On the opposite end of the shawl spectrum is this newly finished object - yay!!! This was a second test knit of the After Hours shawl I designed, and I made it with our new Sockaholic Sweet yarn that we'll be introducing very soon. This little beauty is a one-skein wonder, made from fingering weight yarn on size 11 needles, with optional beads on the border. I cast this on July 7th, and finished knitting it on the 18th. Now that's my kind of shawl! This shawl pattern will be our next Knitters Brewing knit-along. Watch for the announcement at the beginning of August.
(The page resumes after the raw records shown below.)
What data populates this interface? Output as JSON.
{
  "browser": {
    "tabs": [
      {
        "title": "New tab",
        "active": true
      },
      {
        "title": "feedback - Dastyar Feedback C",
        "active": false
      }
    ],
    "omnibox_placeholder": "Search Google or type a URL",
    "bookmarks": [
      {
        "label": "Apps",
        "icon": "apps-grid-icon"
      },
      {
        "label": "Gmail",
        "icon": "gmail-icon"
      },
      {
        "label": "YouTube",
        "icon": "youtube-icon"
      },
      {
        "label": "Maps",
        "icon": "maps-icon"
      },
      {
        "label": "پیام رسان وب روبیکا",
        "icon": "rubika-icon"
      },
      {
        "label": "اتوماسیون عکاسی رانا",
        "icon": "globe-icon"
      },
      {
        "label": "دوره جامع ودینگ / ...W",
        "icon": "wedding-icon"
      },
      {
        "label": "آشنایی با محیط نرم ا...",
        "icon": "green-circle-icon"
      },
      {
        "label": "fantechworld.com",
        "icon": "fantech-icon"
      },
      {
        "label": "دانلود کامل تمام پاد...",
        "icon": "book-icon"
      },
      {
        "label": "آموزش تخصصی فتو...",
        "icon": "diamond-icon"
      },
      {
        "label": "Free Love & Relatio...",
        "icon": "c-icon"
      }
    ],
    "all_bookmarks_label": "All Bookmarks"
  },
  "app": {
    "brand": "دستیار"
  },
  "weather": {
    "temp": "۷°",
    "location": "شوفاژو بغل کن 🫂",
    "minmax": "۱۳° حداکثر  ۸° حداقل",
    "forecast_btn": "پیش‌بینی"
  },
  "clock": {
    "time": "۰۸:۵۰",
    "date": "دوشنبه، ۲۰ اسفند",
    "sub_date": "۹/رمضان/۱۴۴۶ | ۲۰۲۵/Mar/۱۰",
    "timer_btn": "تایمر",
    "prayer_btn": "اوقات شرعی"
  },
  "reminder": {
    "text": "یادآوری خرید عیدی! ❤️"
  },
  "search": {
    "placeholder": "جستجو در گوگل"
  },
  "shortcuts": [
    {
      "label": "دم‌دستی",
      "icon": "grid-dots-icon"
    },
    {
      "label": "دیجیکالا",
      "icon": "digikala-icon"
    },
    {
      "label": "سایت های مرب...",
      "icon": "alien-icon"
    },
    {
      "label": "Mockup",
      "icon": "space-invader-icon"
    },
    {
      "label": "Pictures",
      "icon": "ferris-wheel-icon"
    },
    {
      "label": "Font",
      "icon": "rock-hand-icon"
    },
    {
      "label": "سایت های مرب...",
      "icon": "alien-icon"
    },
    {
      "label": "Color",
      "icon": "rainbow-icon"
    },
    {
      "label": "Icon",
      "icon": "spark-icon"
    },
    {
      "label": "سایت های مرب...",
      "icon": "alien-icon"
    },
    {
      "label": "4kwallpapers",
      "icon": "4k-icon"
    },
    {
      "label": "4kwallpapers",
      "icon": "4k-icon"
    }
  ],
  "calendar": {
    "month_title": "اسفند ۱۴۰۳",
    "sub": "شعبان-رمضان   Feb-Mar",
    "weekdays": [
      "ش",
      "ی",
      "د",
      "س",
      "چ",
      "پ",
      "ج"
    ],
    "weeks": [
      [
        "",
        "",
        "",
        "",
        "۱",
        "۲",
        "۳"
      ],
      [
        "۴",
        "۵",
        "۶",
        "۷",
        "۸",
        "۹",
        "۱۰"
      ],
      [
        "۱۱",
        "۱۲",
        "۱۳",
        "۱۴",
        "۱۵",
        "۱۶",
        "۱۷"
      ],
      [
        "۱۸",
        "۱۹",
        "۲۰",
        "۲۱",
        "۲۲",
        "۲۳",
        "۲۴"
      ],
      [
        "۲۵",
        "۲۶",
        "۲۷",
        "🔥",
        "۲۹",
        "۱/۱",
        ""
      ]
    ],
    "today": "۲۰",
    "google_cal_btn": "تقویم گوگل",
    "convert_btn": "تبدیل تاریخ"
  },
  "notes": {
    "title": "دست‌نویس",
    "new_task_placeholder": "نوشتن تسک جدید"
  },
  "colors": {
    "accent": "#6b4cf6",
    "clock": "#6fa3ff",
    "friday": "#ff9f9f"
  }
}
Another bonus... this is going to be a Christmas gift, so I have one done already! :-)

Now for the Balls... Sunday was Stitch n' Pitch with the Padres, and our usual cadre of party knitters was there to cheer on the home team to victory! A few of us took the commuter train to the ballpark, so I had lots of uninterrupted knitting time, and finished those darned sweater sleeves! I am so happy about that :-) Now I just need to do the front band, and this sweater will be done and ready to wear when Fall hits. I think this is going to be one of those sweaters that I'll get a lot of use out of. I really like the DK weight - not heavy or bulky, but still warm due to the alpaca/silk content.
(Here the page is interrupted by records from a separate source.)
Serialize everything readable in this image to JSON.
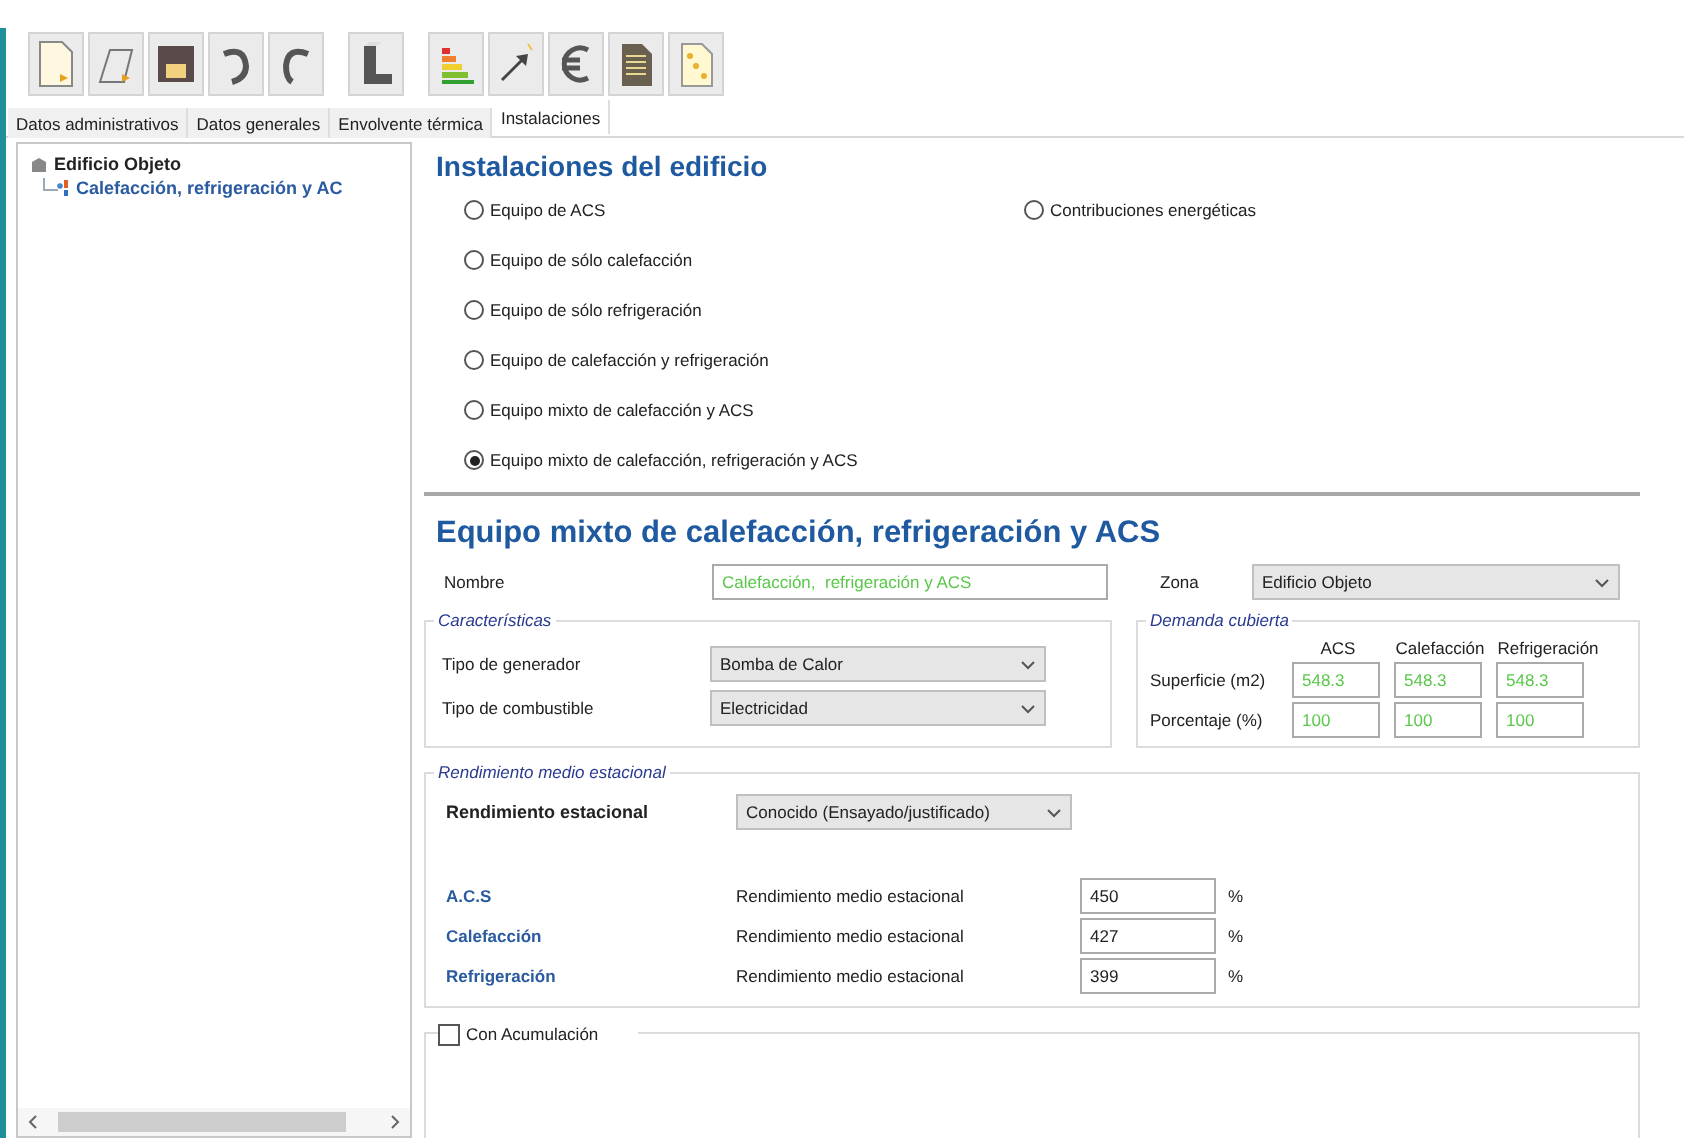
{
  "tabs": [
    {
      "label": "Datos administrativos",
      "selected": false
    },
    {
      "label": "Datos generales",
      "selected": false
    },
    {
      "label": "Envolvente térmica",
      "selected": false
    },
    {
      "label": "Instalaciones",
      "selected": true
    }
  ],
  "tree": {
    "label": "Edificio Objeto",
    "children": [
      {
        "label": "Calefacción,  refrigeración y AC"
      }
    ]
  },
  "installations": {
    "title": "Instalaciones del edificio",
    "options": [
      {
        "label": "Equipo de ACS",
        "selected": false
      },
      {
        "label": "Equipo de sólo calefacción",
        "selected": false
      },
      {
        "label": "Equipo de sólo refrigeración",
        "selected": false
      },
      {
        "label": "Equipo de calefacción y refrigeración",
        "selected": false
      },
      {
        "label": "Equipo mixto de calefacción y ACS",
        "selected": false
      },
      {
        "label": "Equipo mixto de calefacción, refrigeración y ACS",
        "selected": true
      }
    ],
    "side_options": [
      {
        "label": "Contribuciones energéticas",
        "selected": false
      }
    ]
  },
  "equipment": {
    "title": "Equipo mixto de calefacción, refrigeración y ACS",
    "name": {
      "label": "Nombre",
      "value": "Calefacción,  refrigeración y ACS"
    },
    "zone": {
      "label": "Zona",
      "value": "Edificio Objeto"
    },
    "characteristics": {
      "legend": "Características",
      "rows": [
        {
          "label": "Tipo de generador",
          "value": "Bomba de Calor"
        },
        {
          "label": "Tipo de combustible",
          "value": "Electricidad"
        }
      ]
    },
    "demand": {
      "legend": "Demanda cubierta",
      "columns": [
        "ACS",
        "Calefacción",
        "Refrigeración"
      ],
      "rows": [
        {
          "label": "Superficie (m2)",
          "values": [
            "548.3",
            "548.3",
            "548.3"
          ]
        },
        {
          "label": "Porcentaje (%)",
          "values": [
            "100",
            "100",
            "100"
          ]
        }
      ]
    },
    "performance": {
      "legend": "Rendimiento medio estacional",
      "label": "Rendimiento estacional",
      "value": "Conocido (Ensayado/justificado)",
      "rows": [
        {
          "label": "A.C.S",
          "description": "Rendimiento medio estacional",
          "value": "450",
          "unit": "%"
        },
        {
          "label": "Calefacción",
          "description": "Rendimiento medio estacional",
          "value": "427",
          "unit": "%"
        },
        {
          "label": "Refrigeración",
          "description": "Rendimiento medio estacional",
          "value": "399",
          "unit": "%"
        }
      ]
    },
    "storage": {
      "label": "Con Acumulación",
      "checked": false
    }
  }
}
This weekend is my 30th class reunion - doesn't even seem possible! I've been working on nametags for the event, and it's been such a hoot to go through the old photos and yearbook. Due to my ageing memory, I regretfully can not remember everyone in the class, but I'm sure the memories will come flooding back once the plane lands in Nebraska. My mother tells me to expect 90+ degree weather, so I plan to spend a lot of time on a floatie in the lake they live on when I'm not socializing with my old pals. There's a new LYS in my hometown I get to check out, too!

Cheers -

Tuesday, July 6, 2010

Fun with Plaid!

I was recently quite honored to be asked to design a project for another Ravelry group's Fall knit-along, which just sounded like such a fun opportunity, I had to say "Yes!" The group is the Outlander Fans, which is comprised of yarny types who also enjoy Diana Gabaldon's series of books, the first of which was Outlander. This series is unique in that it crosses a number of genres - it's a romance, set in an historic Scottish time, thanks to a mystical bit of time travel. The historical information is quite detailed, painting an adventure about feuding Scottish clans and a modern "lass" who gets caught up in all the action. And yes, we find out what's underneath at least one of the brave warrior's kilt!
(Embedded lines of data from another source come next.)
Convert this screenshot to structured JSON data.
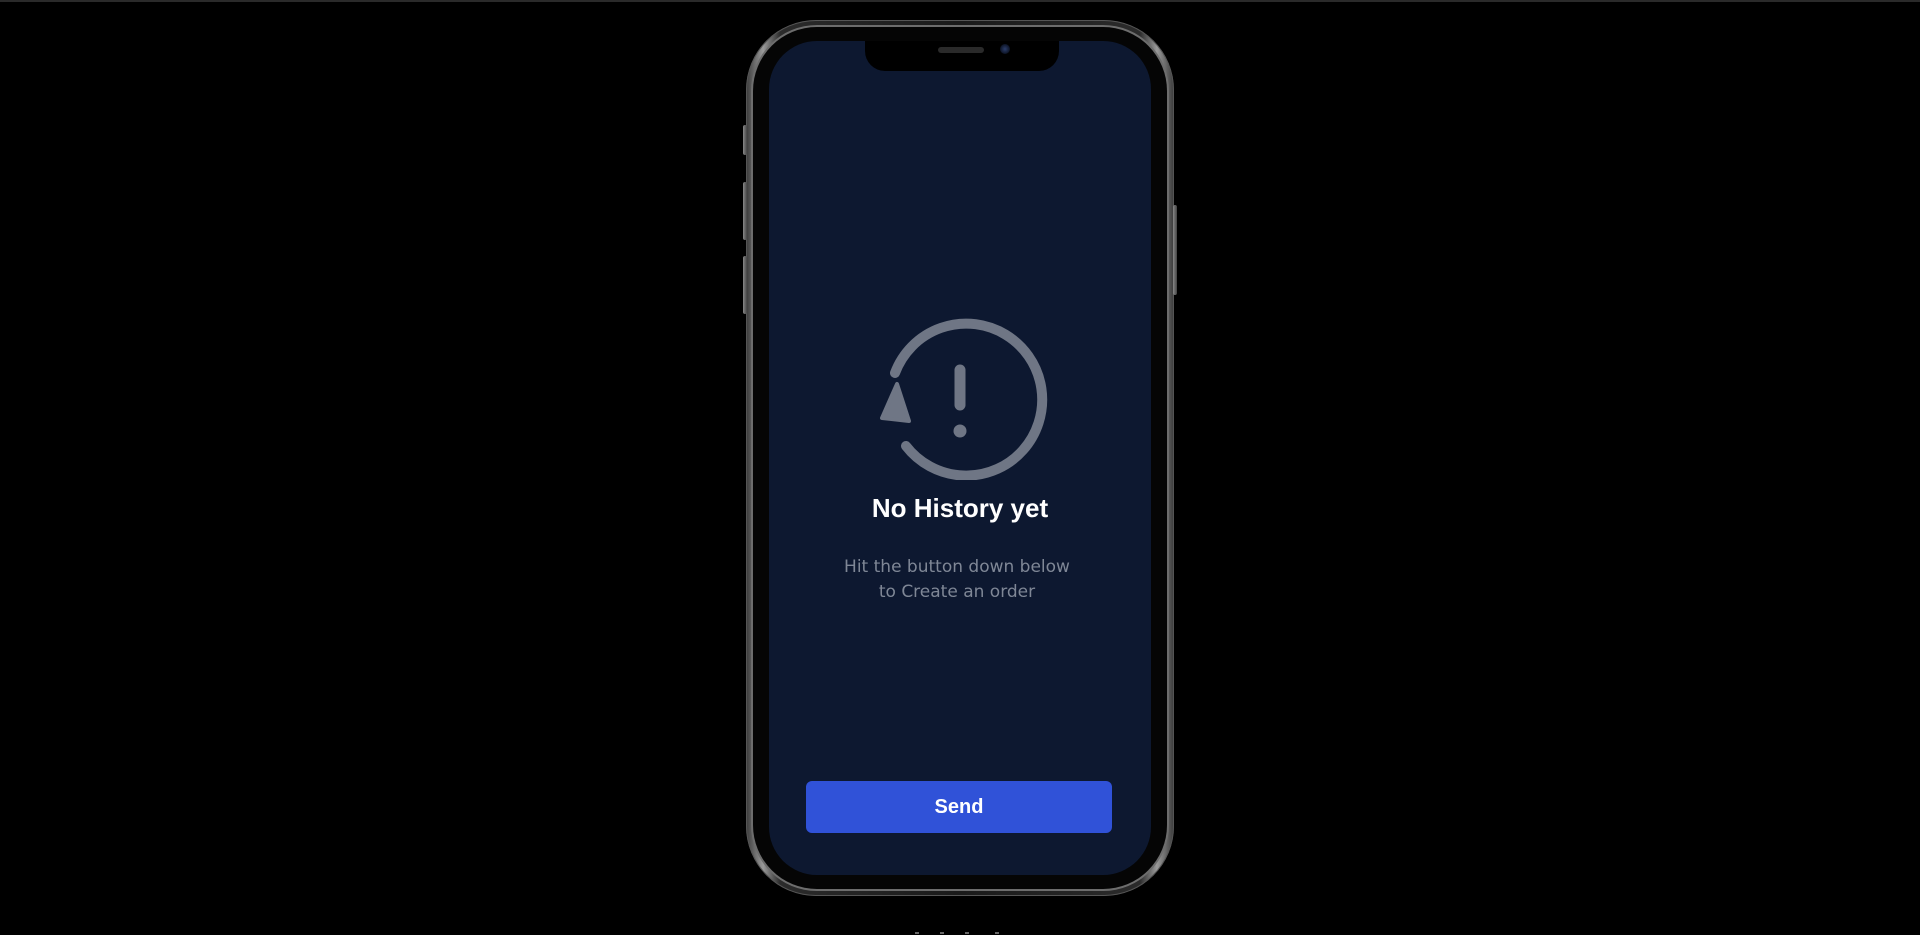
{
  "empty_state": {
    "icon": "history-alert-icon",
    "title": "No History yet",
    "subtitle_line1": "Hit the button down below",
    "subtitle_line2": "to Create an order"
  },
  "actions": {
    "send_label": "Send"
  },
  "colors": {
    "page_background": "#000000",
    "screen_background": "#0d1830",
    "icon_color": "#6f7685",
    "title_color": "#ffffff",
    "subtitle_color": "#7f8796",
    "button_color": "#3052d8"
  }
}
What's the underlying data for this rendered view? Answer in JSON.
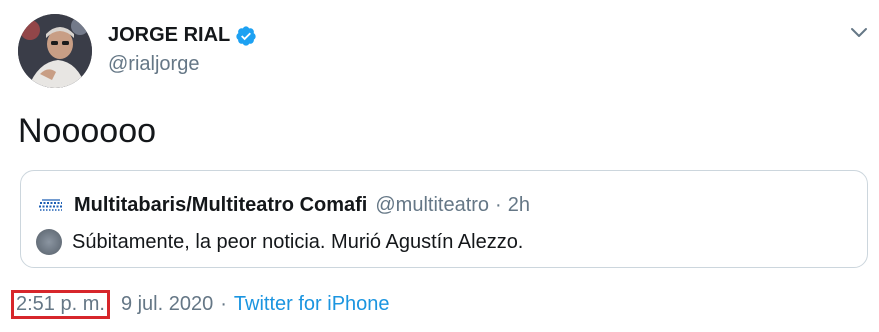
{
  "tweet": {
    "author": {
      "display_name": "JORGE RIAL",
      "handle": "@rialjorge",
      "verified": true
    },
    "text": "Noooooo",
    "quoted": {
      "name": "Multitabaris/Multiteatro Comafi",
      "handle": "@multiteatro",
      "separator": "·",
      "time": "2h",
      "text": "Súbitamente, la peor noticia. Murió Agustín Alezzo."
    },
    "meta": {
      "time": "2:51 p. m.",
      "date": "9 jul. 2020",
      "separator1": "·",
      "source": "Twitter for iPhone"
    }
  },
  "icons": {
    "verified": "verified-badge-icon",
    "menu": "chevron-down-icon",
    "quoted_avatar": "multiteatro-logo-icon",
    "media": "media-thumbnail-icon"
  },
  "colors": {
    "verified_blue": "#1da1f2",
    "link_blue": "#1b95e0",
    "secondary_text": "#657786",
    "highlight_red": "#d7262b"
  }
}
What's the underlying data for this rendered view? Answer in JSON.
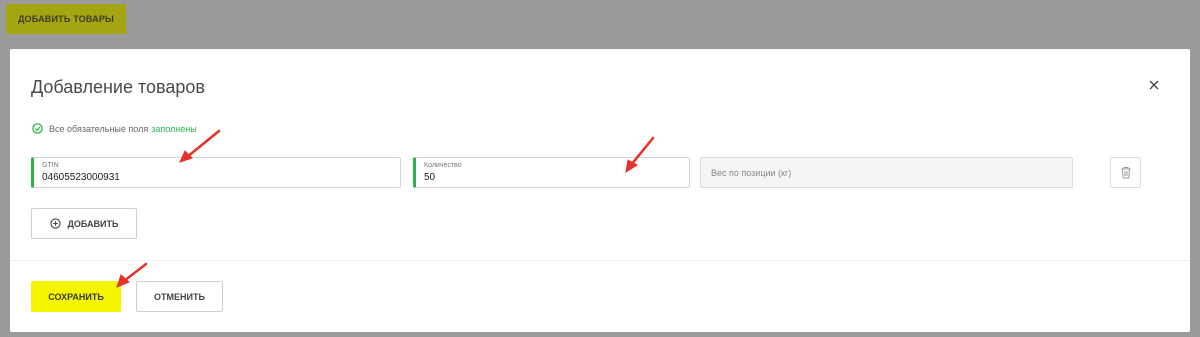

After being asked to do this project, I had the opportunity to attend a class taught by Laura Bryant of Prizm Yarns. She and her associates have been true pioneers in the field of intentional pooling, and the techniques that she shared allowed me to create the self-plaiding (well... we say self-striping...) scarf design shown above. The Outlander Fans have identified four tartans for their group members - one for each of the three clans, and one for the heroine. Consequently, I came up with the four colorways shown here, so that each knitter could have a special project to represent his or her favored clan.

And because I always include theme-oriented stitch markers in our kits, the Scottish warrior knitters will be adorning their needles with this weapon-laden hardware. The sword, a popular emblem used on kilt pin designs, represents all the Outlander clan warriors, and the blue beads represent the Scottish flag, known as the Saltire. (I'll admit I did try to find Loch Ness Monster charms first, but it was a no go on those - ha!)

I'm looking forward to seeing all the plaid fun this Fall!